A few days later, she gets the job at the state hospital, just as predicted. This is the thing about my mom: She may be cryptic, but she is always right.
“I don’t know if I should congratulate you,” I confess.
“This is for the best.”
“Maybe you’ll be able to visit me more, with a less demanding job.”
She chuckles. “That would be nice. What matters is my pension. I do not want to burden my children!”
So it goes between us. Everything she does is for my benefit. This is what a mother’s love looks like to me. It looks like suffering.
I accept it. I am about to become a mom three thousand miles away from her, in a gray, drizzly city that feels wholly unfamiliar. Soon, I will be the one putting my needs last. It helps to believe that somewhere in the world, I still come first.
2
Before moving to Seattle, my husband, Noah, and I lived in Manhattan. We had grown tired of the city—exorbitant rents, minuscule apartments—and were at a crossroads in our careers.
I was about to complete my PhD in comparative literature. I was no scholar, but I was happy enough pretending to be one. I got to read books all day. It felt like a grand luxury.
I wasn’t sure, however, what to do with my degree. I didn’t want to apply for tenure-track positions. I’d wanted a PhD for the same reason I’d ever done anything: to be impressive. At twenty-eight, I had a series of stints behind me. I’d been pre-med, then a management consultant, then an academic. I had leapt from one role to the next. None fit.
Noah, four years older than me and from Southern California, was working as a lawyer at a big firm, a glamorous–sounding job he loathed. He hated watching partners yell at secretaries, the lack of women and minorities in positions of power, and the fact that many of the companies he defended (tobacco and chemical conglomerates) deserved, in his mind, to be sued. Noah’s conscience was one of the reasons I fell for him. He grew up poor. He didn’t want his future kids to go without health insurance the way he had. His pragmatism and conscience butt heads in his work.
The funny thing is that because Noah grew up poor and Jewish, we understood each other perfectly, though I had been neither of those things. He understood why I felt guilty buying a nice pair of jeans. I understood why he felt excluded at Christmas. We had both been shaped by guilt and frugality and a complicated shame. We were the kids who had shown up to school with our textbooks wrapped in brown paper bags. We knew what it was like to be on the outside, looking in.

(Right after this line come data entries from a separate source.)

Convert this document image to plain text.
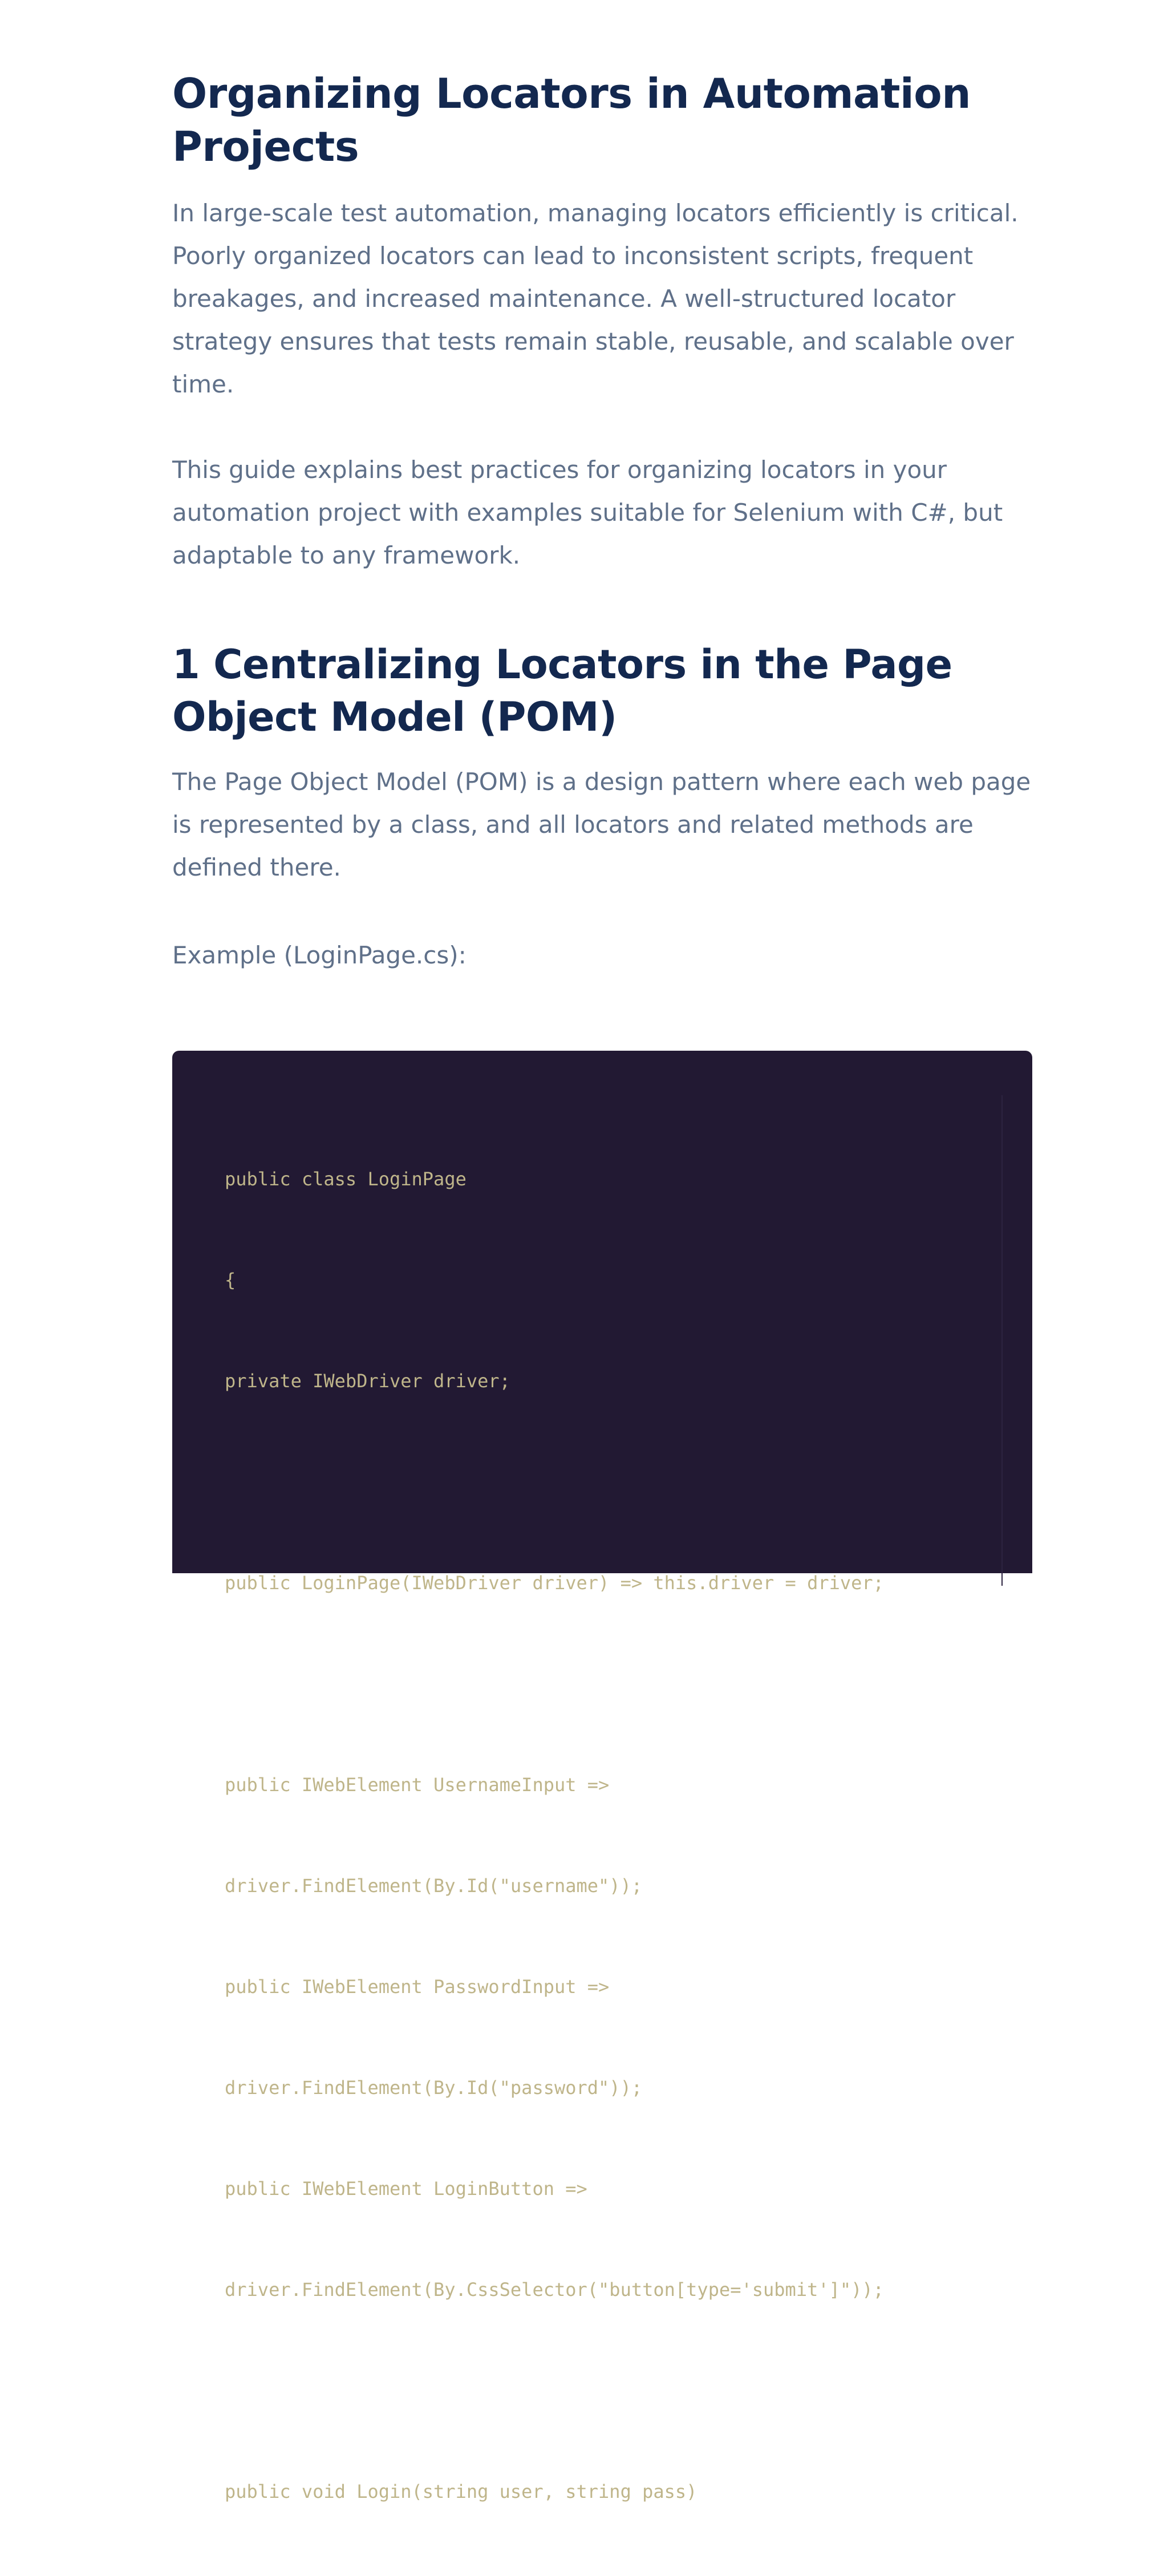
Organizing Locators in Automation Projects

In large-scale test automation, managing locators efficiently is critical. Poorly organized locators can lead to inconsistent scripts, frequent breakages, and increased maintenance. A well-structured locator strategy ensures that tests remain stable, reusable, and scalable over time.

This guide explains best practices for organizing locators in your automation project with examples suitable for Selenium with C#, but adaptable to any framework.

1 Centralizing Locators in the Page Object Model (POM)

The Page Object Model (POM) is a design pattern where each web page is represented by a class, and all locators and related methods are defined there.

Example (LoginPage.cs):

public class LoginPage

{

private IWebDriver driver;

public LoginPage(IWebDriver driver) => this.driver = driver;

public IWebElement UsernameInput =>

driver.FindElement(By.Id("username"));

public IWebElement PasswordInput =>

driver.FindElement(By.Id("password"));

public IWebElement LoginButton =>

driver.FindElement(By.CssSelector("button[type='submit']"));

public void Login(string user, string pass)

We also learned what it was like to be on the inside, looking out. We had escaped our pasts. Noah’s family never expected him to put himself through law school or move to New York City. My Indian parents never imagined that it was acceptable to read books all day. We had proved them wrong. We had made it. Yet no matter how impressive our jobs (a lawyer at a big firm) or achievements (a PhD at twenty-eight), we felt like misfits. We didn’t really belong.

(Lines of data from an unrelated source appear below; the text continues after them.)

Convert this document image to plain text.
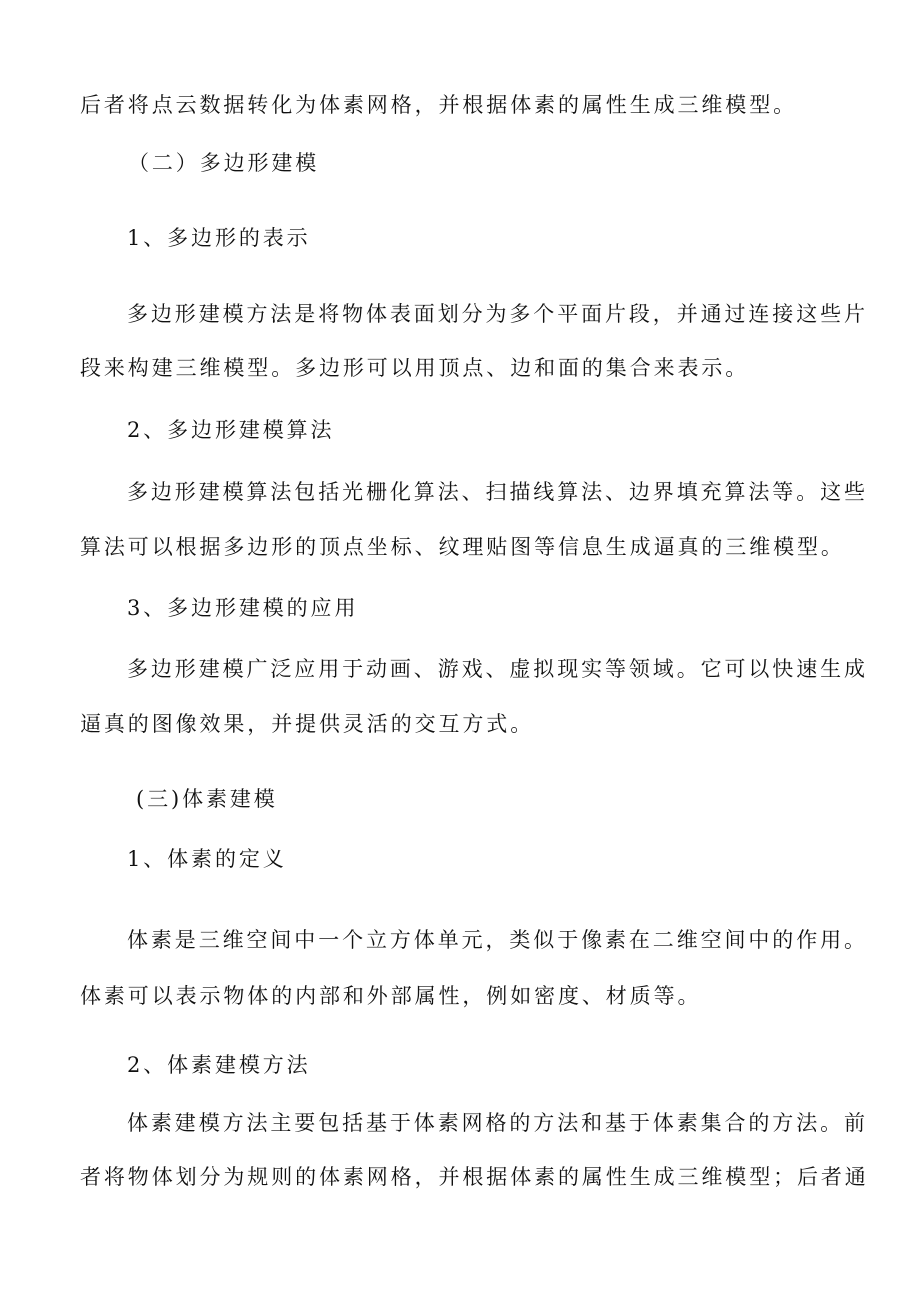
后者将点云数据转化为体素网格，并根据体素的属性生成三维模型。
（二）多边形建模
1、多边形的表示
多边形建模方法是将物体表面划分为多个平面片段，并通过连接这些片
段来构建三维模型。多边形可以用顶点、边和面的集合来表示。
2、多边形建模算法
多边形建模算法包括光栅化算法、扫描线算法、边界填充算法等。这些
算法可以根据多边形的顶点坐标、纹理贴图等信息生成逼真的三维模型。
3、多边形建模的应用
多边形建模广泛应用于动画、游戏、虚拟现实等领域。它可以快速生成
逼真的图像效果，并提供灵活的交互方式。
(三)体素建模
1、体素的定义
体素是三维空间中一个立方体单元，类似于像素在二维空间中的作用。
体素可以表示物体的内部和外部属性，例如密度、材质等。
2、体素建模方法
体素建模方法主要包括基于体素网格的方法和基于体素集合的方法。前
者将物体划分为规则的体素网格，并根据体素的属性生成三维模型；后者通
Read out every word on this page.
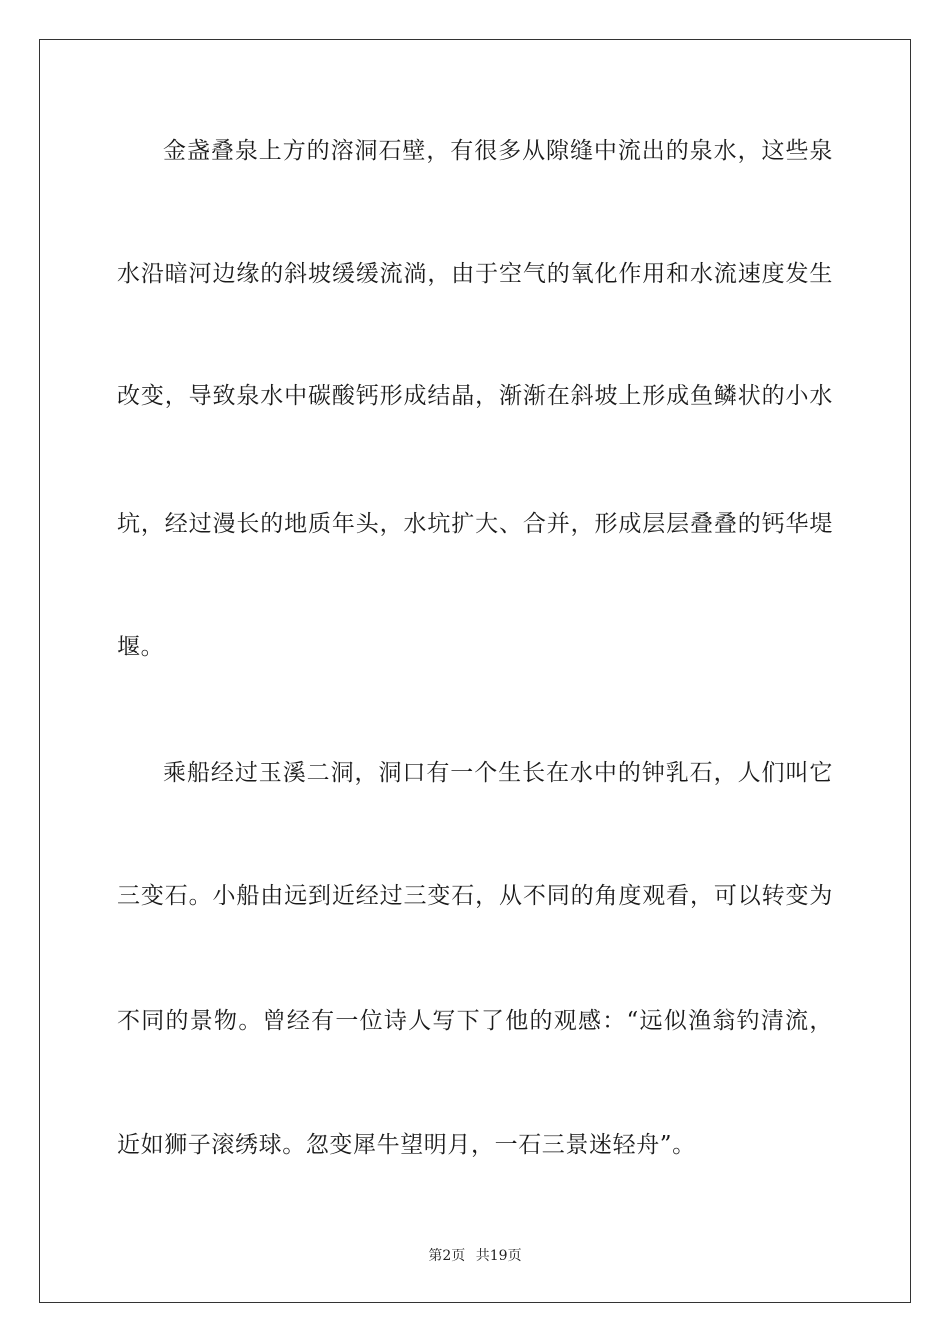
金盏叠泉上方的溶洞石壁，有很多从隙缝中流出的泉水，这些泉
水沿暗河边缘的斜坡缓缓流淌，由于空气的氧化作用和水流速度发生
改变，导致泉水中碳酸钙形成结晶，渐渐在斜坡上形成鱼鳞状的小水
坑，经过漫长的地质年头，水坑扩大、合并，形成层层叠叠的钙华堤
堰。
乘船经过玉溪二洞，洞口有一个生长在水中的钟乳石，人们叫它
三变石。小船由远到近经过三变石，从不同的角度观看，可以转变为
不同的景物。曾经有一位诗人写下了他的观感：“远似渔翁钓清流，
近如狮子滚绣球。忽变犀牛望明月，一石三景迷轻舟”。
第2页 共19页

When Noah was offered a job as in-house counsel at Nintendo while I defended my dissertation, the timing seemed perfect. Here was a chance for him to join a feel-good company, for us to leave Manhattan, and, best of all, for me to duck the question of what to do with my life. We were moving across the country! It was like being handed an alibi.

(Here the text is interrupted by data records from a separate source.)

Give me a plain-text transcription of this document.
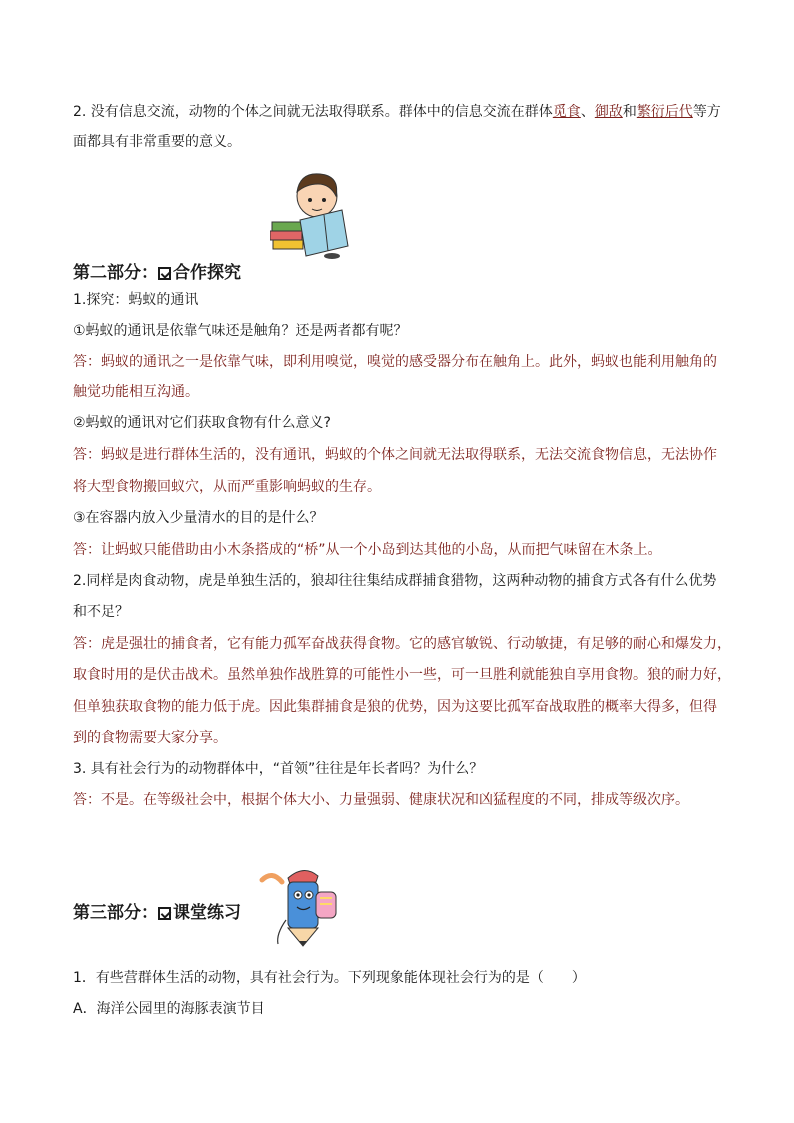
2. 没有信息交流，动物的个体之间就无法取得联系。群体中的信息交流在群体觅食、御敌和繁衍后代等方
面都具有非常重要的意义。
第二部分： 合作探究
1.探究：蚂蚁的通讯
①蚂蚁的通讯是依靠气味还是触角？还是两者都有呢？
答：蚂蚁的通讯之一是依靠气味，即利用嗅觉，嗅觉的感受器分布在触角上。此外，蚂蚁也能利用触角的
触觉功能相互沟通。
②蚂蚁的通讯对它们获取食物有什么意义?
答：蚂蚁是进行群体生活的，没有通讯，蚂蚁的个体之间就无法取得联系，无法交流食物信息，无法协作
将大型食物搬回蚁穴，从而严重影响蚂蚁的生存。
③在容器内放入少量清水的目的是什么？
答：让蚂蚁只能借助由小木条搭成的“桥”从一个小岛到达其他的小岛，从而把气味留在木条上。
2.同样是肉食动物，虎是单独生活的，狼却往往集结成群捕食猎物，这两种动物的捕食方式各有什么优势
和不足？
答：虎是强壮的捕食者，它有能力孤军奋战获得食物。它的感官敏锐、行动敏捷，有足够的耐心和爆发力，
取食时用的是伏击战术。虽然单独作战胜算的可能性小一些，可一旦胜利就能独自享用食物。狼的耐力好，
但单独获取食物的能力低于虎。因此集群捕食是狼的优势，因为这要比孤军奋战取胜的概率大得多，但得
到的食物需要大家分享。
3. 具有社会行为的动物群体中，“首领”往往是年长者吗？为什么？
答：不是。在等级社会中，根据个体大小、力量强弱、健康状况和凶猛程度的不同，排成等级次序。
第三部分： 课堂练习
1．有些营群体生活的动物，具有社会行为。下列现象能体现社会行为的是（　　）
A．海洋公园里的海豚表演节目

We packed our small apartment into our car and headed west. Our dog, Lola, a black Lab mix, sniffed curiously at the fresh air from the back seat. We had just put an offer on a house, something we had no experience doing. We were filled with conjecture about what it would be like to be homeowners. Any concerns came from Noah. I was in charge of the giddiness. “Relax!” I told him. “We’re going to love it.”
Were we? He raised some good points. We didn’t know Seattle well. I had pushed us into buying a house because I wanted something to show for myself. When friends said, “You bought a house already?” I felt a little better.
I didn’t have a job. I didn’t have a plan. Beneath my enthusiasm, I was filled with doubt. Never before had I uprooted like this. It was the sort of all-in move my mom would make. I thought about how her gambles always worked out. I wanted to believe that if I sounded confident the way she did, if I laughed off concerns, I would land on my feet just like her.